To date, more than 40 of the calves in the experiment have died of BSE. But the Ministry of Agriculture, Fisheries and Food (MAFF) said this could be because they had eaten infected feed while young.

The experiment is being carried out using a "double blind", so that neither those working on it, nor those monitoring it know which calves came from infected mothers.
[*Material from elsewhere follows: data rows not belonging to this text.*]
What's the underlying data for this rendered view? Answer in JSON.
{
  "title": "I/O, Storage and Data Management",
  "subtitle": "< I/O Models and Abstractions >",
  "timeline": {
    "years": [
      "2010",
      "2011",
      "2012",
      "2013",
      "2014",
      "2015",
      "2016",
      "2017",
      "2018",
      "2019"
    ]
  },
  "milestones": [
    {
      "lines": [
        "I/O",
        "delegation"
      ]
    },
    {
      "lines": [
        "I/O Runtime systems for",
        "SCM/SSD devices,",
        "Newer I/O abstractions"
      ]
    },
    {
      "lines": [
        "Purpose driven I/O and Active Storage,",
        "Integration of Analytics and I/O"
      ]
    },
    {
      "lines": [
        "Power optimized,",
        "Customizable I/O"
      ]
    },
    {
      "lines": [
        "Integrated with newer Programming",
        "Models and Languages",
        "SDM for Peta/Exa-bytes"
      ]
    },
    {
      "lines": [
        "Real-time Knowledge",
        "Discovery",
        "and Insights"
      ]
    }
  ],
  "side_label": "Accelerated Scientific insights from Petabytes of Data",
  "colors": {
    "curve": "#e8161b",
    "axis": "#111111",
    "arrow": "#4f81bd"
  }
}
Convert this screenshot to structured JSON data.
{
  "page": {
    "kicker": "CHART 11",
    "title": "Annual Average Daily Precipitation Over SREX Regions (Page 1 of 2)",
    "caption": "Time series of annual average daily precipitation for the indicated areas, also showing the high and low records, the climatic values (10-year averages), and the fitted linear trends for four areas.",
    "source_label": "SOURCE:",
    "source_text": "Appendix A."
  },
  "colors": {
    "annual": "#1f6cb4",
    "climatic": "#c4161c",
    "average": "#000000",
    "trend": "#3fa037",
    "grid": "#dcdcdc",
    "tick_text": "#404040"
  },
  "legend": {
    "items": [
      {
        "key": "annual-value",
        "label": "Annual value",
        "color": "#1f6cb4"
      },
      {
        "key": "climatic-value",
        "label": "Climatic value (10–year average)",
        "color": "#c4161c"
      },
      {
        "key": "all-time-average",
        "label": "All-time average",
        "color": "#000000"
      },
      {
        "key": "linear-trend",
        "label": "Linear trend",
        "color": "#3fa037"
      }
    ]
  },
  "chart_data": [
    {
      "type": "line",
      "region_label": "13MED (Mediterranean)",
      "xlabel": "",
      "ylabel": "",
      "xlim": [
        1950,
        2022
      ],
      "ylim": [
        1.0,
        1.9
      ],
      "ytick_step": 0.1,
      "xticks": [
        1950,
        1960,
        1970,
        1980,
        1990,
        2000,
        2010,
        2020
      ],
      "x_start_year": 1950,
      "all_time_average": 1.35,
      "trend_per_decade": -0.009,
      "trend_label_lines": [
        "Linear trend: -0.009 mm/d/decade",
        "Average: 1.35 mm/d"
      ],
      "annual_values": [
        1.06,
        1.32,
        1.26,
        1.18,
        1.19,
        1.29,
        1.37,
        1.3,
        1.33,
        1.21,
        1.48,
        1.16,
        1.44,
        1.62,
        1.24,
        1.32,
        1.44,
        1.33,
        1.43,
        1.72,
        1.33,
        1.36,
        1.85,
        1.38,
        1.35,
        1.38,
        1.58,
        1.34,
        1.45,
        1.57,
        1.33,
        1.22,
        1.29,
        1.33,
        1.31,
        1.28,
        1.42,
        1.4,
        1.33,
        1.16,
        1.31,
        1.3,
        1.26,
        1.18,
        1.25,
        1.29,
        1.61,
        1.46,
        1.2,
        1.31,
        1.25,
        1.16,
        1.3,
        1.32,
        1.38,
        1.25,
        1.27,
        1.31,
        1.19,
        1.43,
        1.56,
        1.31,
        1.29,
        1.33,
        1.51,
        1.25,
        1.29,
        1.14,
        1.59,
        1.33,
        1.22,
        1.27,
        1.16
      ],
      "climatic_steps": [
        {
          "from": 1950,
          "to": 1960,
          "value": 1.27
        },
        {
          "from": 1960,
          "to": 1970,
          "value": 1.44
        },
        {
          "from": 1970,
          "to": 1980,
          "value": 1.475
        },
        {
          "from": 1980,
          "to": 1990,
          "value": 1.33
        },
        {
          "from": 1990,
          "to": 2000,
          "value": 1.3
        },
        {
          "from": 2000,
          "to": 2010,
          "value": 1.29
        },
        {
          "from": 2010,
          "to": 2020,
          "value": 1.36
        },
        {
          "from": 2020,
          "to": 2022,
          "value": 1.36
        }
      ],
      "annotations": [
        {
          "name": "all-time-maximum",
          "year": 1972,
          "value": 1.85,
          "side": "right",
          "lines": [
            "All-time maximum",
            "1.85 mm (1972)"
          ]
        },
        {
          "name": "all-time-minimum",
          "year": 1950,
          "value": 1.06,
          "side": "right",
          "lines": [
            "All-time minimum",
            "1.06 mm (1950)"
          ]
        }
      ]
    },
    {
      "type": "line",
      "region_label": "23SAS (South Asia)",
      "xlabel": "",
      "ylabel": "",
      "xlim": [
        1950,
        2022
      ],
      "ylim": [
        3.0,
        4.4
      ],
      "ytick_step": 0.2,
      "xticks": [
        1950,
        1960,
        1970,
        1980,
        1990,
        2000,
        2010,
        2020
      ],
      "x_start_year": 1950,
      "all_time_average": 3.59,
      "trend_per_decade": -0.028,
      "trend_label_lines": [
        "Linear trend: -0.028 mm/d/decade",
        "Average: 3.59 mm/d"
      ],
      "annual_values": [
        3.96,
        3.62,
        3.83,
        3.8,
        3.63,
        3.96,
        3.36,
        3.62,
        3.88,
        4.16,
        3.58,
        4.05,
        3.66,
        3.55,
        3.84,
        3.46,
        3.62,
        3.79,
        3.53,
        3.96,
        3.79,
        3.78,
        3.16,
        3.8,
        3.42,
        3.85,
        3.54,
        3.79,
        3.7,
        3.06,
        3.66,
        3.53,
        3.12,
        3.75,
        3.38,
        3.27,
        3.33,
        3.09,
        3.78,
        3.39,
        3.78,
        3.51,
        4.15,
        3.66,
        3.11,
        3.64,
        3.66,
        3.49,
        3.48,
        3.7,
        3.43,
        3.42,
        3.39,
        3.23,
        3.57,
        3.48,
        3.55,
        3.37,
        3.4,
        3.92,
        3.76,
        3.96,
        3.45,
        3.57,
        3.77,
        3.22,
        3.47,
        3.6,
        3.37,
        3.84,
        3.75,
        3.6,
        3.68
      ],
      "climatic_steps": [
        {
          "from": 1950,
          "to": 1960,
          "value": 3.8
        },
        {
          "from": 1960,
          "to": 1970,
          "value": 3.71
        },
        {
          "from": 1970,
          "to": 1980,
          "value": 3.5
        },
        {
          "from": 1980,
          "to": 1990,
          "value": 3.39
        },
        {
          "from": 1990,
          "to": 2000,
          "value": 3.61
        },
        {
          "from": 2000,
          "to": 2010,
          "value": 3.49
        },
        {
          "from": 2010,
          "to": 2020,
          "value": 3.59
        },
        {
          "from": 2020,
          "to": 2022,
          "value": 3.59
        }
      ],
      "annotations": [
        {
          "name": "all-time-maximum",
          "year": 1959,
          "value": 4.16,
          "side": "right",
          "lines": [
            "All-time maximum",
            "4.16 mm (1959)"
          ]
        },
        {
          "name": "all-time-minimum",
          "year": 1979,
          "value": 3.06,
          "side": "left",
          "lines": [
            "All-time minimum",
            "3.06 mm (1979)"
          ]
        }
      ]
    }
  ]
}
This data is contained in codes which will be broken at the end of the experiment.

The answer could also affect the culling policy being decided now by Douglas Hogg, the Minister of Agriculture, because if BSE can be passed on in the womb but not between cows, then the present policy of killing any cow aged over 30 months will wipe out many healthy cows while allowing infected young cows to survive, and pass the disease on.

The ministry said yesterday that to end the experiment early would "reduce its power" and could lead to a "false negative", suggesting that the disease could not be passed on where in fact it could. MAFF also dismissed suggestions by researchers in the United States that BSE might not have come from sheep but might instead be a disease particular to cattle.

A ministry spokesman said: "We think it's most likely that BSE originated from scrapie- infected feed."

Meanwhile, Japanese researchers say they have found the role of the cell protein which becomes abnormally shaped in BSE and CJD. Experiments in mice which could not produce the normal form of the protein, known as PrP, showed that it helps keep key brain cells - known as Purkinje cells - alive. Without PrP, the mice lost control of limbs.

This suggests that it is not build up of the abnormal form of PrP - which leads to "plaques" in victims' brains - but the lack of the normal form which leads to the brain disorders typical of CJD and BSE.